In our study, we anticipated the potential function of lncRNAs in goat skin and identified regulatory mRNAs in cis and trans configuration. A cluster of nine closely related lncRNA target genes related to melanin production and melanin dilution (TYR, TYRP1, PMEL) have been identified (Supplementary Table 7). Also, three similar lncRNAs targets DCT, TYRP1, and TYR that are evolved from a common ancestral Tyrosinase gene were also identified, which suggests that the Tyrosinase family genes could be involved in the functional evolution of these lncRNAs.
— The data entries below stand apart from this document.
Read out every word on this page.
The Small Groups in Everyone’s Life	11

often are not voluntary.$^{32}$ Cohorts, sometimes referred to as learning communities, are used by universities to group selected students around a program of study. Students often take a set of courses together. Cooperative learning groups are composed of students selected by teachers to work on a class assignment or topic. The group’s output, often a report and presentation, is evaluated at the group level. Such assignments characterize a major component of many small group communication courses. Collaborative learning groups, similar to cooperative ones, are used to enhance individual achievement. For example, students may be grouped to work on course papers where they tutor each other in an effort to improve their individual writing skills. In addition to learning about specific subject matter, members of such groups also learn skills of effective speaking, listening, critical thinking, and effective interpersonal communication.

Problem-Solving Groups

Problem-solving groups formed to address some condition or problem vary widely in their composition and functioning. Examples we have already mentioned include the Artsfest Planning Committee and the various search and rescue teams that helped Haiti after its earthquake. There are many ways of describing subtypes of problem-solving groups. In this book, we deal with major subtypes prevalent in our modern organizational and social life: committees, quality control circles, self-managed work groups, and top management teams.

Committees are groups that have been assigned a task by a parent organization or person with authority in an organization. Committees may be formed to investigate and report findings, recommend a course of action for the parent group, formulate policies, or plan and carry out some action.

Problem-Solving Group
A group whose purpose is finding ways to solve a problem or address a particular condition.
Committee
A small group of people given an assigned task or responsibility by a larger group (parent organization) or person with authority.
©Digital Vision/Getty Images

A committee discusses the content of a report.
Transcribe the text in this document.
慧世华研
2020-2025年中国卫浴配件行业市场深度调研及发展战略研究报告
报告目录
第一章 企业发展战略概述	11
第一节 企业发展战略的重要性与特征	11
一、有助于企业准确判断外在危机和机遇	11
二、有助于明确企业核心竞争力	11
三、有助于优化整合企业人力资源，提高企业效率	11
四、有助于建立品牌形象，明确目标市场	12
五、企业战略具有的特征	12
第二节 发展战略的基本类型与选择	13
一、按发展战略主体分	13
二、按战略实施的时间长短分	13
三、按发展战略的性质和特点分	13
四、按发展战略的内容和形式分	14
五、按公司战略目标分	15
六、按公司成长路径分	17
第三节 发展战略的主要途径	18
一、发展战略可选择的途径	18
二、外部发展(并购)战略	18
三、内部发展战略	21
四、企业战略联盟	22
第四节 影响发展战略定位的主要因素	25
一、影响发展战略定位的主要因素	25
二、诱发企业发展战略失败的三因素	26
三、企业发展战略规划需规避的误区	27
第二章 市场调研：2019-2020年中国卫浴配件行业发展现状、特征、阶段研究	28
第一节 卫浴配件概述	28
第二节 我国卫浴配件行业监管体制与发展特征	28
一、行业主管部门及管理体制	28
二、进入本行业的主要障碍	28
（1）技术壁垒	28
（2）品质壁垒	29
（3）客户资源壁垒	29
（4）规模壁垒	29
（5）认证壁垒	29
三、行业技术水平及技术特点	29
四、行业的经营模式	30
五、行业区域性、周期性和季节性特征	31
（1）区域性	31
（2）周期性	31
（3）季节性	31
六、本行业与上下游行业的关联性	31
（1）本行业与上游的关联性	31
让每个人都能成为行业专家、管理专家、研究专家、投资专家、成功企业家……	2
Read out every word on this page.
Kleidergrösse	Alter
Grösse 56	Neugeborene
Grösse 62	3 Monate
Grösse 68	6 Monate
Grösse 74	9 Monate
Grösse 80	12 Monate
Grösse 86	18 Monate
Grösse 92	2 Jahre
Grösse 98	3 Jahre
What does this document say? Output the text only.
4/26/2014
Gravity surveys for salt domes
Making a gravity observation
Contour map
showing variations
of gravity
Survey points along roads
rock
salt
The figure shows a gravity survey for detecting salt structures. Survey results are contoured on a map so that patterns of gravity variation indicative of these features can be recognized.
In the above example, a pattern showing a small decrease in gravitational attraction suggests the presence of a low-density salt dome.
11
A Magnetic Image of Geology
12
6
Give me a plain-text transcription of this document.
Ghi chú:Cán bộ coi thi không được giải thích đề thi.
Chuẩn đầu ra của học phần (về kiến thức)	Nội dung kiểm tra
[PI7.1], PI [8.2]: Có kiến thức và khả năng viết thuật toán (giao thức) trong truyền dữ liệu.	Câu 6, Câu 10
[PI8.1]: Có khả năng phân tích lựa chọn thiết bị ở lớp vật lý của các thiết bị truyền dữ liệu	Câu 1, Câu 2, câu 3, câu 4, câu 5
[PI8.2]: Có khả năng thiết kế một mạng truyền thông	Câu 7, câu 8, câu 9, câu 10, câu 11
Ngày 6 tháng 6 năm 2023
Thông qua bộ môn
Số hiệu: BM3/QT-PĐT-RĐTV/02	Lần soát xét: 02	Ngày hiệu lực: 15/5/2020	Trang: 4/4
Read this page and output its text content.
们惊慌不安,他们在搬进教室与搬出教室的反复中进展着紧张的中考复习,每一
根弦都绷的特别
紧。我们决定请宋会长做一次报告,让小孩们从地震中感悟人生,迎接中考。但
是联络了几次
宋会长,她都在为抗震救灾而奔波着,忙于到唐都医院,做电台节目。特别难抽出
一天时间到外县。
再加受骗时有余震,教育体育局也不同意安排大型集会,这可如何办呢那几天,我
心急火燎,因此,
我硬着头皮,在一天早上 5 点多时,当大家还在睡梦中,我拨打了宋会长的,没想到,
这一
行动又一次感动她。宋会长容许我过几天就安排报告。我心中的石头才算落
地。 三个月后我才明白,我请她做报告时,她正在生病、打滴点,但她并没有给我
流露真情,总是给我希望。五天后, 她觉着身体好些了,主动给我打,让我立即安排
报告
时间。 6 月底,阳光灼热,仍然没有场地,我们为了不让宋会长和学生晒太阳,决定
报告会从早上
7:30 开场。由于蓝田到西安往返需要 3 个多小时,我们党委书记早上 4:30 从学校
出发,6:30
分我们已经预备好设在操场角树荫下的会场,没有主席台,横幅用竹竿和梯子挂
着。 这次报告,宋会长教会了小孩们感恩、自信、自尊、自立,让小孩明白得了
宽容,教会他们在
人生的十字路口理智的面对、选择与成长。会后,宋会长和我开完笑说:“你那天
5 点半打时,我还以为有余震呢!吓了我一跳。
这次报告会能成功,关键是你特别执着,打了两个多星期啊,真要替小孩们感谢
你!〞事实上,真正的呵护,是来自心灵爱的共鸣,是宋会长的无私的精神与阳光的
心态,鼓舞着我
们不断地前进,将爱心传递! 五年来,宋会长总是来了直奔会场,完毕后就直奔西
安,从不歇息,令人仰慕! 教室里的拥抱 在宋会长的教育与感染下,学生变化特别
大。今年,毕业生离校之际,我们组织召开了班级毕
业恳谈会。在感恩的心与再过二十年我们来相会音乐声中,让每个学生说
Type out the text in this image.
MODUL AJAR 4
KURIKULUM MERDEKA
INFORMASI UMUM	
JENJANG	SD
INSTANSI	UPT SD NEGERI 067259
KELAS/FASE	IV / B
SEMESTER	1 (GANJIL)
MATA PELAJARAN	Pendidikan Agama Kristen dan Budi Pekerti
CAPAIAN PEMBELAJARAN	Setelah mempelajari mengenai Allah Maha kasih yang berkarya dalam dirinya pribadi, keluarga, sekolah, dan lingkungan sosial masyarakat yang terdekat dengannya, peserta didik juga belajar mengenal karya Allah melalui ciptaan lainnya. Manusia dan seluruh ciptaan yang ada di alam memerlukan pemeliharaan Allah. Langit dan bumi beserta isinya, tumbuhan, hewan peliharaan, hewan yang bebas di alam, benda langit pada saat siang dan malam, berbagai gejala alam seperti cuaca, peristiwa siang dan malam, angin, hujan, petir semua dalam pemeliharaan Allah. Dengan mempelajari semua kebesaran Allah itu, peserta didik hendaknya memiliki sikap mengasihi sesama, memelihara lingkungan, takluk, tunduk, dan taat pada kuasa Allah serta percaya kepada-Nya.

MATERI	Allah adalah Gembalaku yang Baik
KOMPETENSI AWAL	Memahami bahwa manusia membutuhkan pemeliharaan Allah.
Furthermore, FZD4 and WNT3A, which are the member of WNT signaling pathway, are regulated by ‘LOC102186545’ lncRNA in trans configuration, suggesting that lncRNAs are functionally conserved with respect to their targets.

We have developed an expression database on coat color genetics in Pashmina goat which provides researcher-friendly web interfaces to query, browse and visualize expression data across different coat colors. It also offers informative and flexible way to display gene expression profiles by specifying a gene name (e.g., PMEL, TYR, ASIP). To facilitate visualization of gene expression profiles, enriched GO terms and interactive heat-maps of pathways, scatter-plots, and chord-graphs are used. It is a unique portal for understanding essential biological processes and mechanisms underlying the complex agronomic traits in Pashmina goat. This web portal would provide information to researchers in devising an effective selection and breeding strategy for obtaining desirable coat color(s) that have better acceptability and fetch more prices for the ultra-fine Pashmina fiber.

Conclusion

In this study, we generated mRNA and lncRNA expression profiles for white, black and brown Pashmina skin by using RNA-sequencing technology. This is perhaps the first report of mRNAs in conjunction with lncRNAs regulating coat color formation in Pashmina fiber; and thus, providing an opportunity for the molecular interventions for controlling the color trait in highly prized fiber like Pashmina.